Here is an example: ever watched a good 400 meter race – who makes the most fatigued impression to you: the guy who wins the gold, but needed to run a personal best or the guy that ran 0.5 seconds slower than his personal best, coming in 6th place? The winner ran faster than number 6 in absolute terms as well as in relative terms, and still he is able to run a victory lap with a smile on his face while number 6 is flat out on the track for 3 minutes, looking really, really tired. A simple lesson here: there is no better recovery that a good performance!
4 Henk’s 1% rule: what is “peaking”.
1% is the margin in which I judge if at peaked the right moment. That is to say: when participating in the peak competitions (often major championships) the result should be within 1% of the previous best result of that year.
Basically it is very simple: an athlete ran the 100 meter in 10.20 sec this year, now the ‘big’ championship is coming up. The athlete does well if he runs 10.20 + or -1%, that is between 10.10 and 10.30. If the athlete runs over 10.30 sec at that championship, he failed, or better….. I failed somewhere down the line (see the graph below for explanation).
I analyzed the Dutch track and field team that competed at the European championships in Zürich this year.
Some observations: a 400 meter runner broke the national record in 45.41 but ran 46.38 at the EC, only three weeks later, more than 2% worse. A female sprinter ran 11.12 this year, but ran 11.54 at the EC, close to 4% worse. A discus thrower threw 65.24 this year, but did not even qualify for the finals with a meager 62.18 meters, more than 4% worse. He clearly did not peak and he has shown this pattern over and over again. The 3 male marathon runners ran 8, 5, and 5 minutes slower than they did before, another one did not even make it to the starting line, whereas two of the female marathon runners broke their personal best. Now you might say: the circumstances where not optimal, but the circumstances are the same for everybody so why do their opponents break their personal bests and break the national records in that competition?
The above told me that despite the excellent performances of a handful of athlete, the majority of the rest of the team should not have been there. Not because they did not win a medal, but simply because they stayed far below their performances of this year, e.g. at the national championships a few weeks earlier. This tells us something about the ability of the coach to bring his athletes into good shape and allow them to peak at the right time when it counts and that is the major championship.
The 1% is the variation for the track, the temperature, the wind etc. For more complex events with more variables I shift to the 1.5% rule. Like in the shot put: if somebody threw 20.00 meters that year, 1.5 times 20 cm is 30 cm, so 19.70 is still OK.
This is rather easy for the field events, the sprints and the hurdles where tactics don’t play a role and we assume a 100% effort to win.
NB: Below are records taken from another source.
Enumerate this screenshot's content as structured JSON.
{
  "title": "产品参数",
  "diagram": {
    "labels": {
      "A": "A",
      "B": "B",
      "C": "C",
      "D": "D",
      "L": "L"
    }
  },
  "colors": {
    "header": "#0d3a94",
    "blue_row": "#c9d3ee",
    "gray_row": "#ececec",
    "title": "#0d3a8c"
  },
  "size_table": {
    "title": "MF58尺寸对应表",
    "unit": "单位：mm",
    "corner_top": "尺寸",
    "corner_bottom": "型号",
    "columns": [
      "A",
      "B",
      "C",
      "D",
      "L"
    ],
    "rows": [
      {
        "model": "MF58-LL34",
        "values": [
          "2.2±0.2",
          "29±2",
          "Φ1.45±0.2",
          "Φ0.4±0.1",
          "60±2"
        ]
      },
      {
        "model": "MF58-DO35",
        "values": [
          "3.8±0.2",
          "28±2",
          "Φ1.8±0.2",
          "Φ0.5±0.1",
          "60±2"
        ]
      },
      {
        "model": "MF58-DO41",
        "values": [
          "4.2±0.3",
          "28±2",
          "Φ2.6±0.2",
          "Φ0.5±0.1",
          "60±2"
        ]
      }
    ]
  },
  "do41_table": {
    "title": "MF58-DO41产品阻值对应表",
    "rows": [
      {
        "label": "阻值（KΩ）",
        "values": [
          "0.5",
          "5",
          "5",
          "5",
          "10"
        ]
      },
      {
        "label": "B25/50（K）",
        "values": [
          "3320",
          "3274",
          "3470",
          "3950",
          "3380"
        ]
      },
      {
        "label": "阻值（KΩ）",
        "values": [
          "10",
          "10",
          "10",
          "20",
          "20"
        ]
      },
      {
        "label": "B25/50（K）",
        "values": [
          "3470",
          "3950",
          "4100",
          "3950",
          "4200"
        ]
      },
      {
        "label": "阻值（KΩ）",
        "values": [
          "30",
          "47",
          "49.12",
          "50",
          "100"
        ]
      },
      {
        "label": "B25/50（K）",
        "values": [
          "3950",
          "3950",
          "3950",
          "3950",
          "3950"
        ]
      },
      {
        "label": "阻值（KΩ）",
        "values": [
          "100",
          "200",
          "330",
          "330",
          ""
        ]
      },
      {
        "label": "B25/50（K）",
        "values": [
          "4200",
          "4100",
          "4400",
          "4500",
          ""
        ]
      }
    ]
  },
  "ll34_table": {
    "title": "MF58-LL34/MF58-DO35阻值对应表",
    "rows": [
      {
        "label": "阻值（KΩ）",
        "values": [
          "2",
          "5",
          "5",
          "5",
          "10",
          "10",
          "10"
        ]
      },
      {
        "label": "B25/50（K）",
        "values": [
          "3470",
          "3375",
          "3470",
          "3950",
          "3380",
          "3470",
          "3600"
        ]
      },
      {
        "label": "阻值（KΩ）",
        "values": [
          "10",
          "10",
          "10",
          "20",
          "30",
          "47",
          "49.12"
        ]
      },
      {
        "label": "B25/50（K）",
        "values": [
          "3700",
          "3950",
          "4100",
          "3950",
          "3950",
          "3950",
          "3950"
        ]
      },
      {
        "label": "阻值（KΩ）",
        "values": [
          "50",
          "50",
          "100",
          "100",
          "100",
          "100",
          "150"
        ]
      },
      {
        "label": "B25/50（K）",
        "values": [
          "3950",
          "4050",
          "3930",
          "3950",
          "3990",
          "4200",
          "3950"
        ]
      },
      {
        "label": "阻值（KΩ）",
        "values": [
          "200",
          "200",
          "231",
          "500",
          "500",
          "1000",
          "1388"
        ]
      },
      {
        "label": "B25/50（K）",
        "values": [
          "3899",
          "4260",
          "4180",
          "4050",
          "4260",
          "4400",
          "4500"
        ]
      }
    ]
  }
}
But in the middle- and longer distance one is able to win a gold medal with a time considerably slower than the year’s best performance of even in the heats or semi-finals just because everybody is waiting and looking at each other in the first part of the race and they wait until the final lap to kick, resulting in a slow time overall.
So in general you don’t have to rely on machines of software to see the strengths or weakness in your athletes or your teams. I fully realize that this is different for different sports, it’s just to show you some general ideas.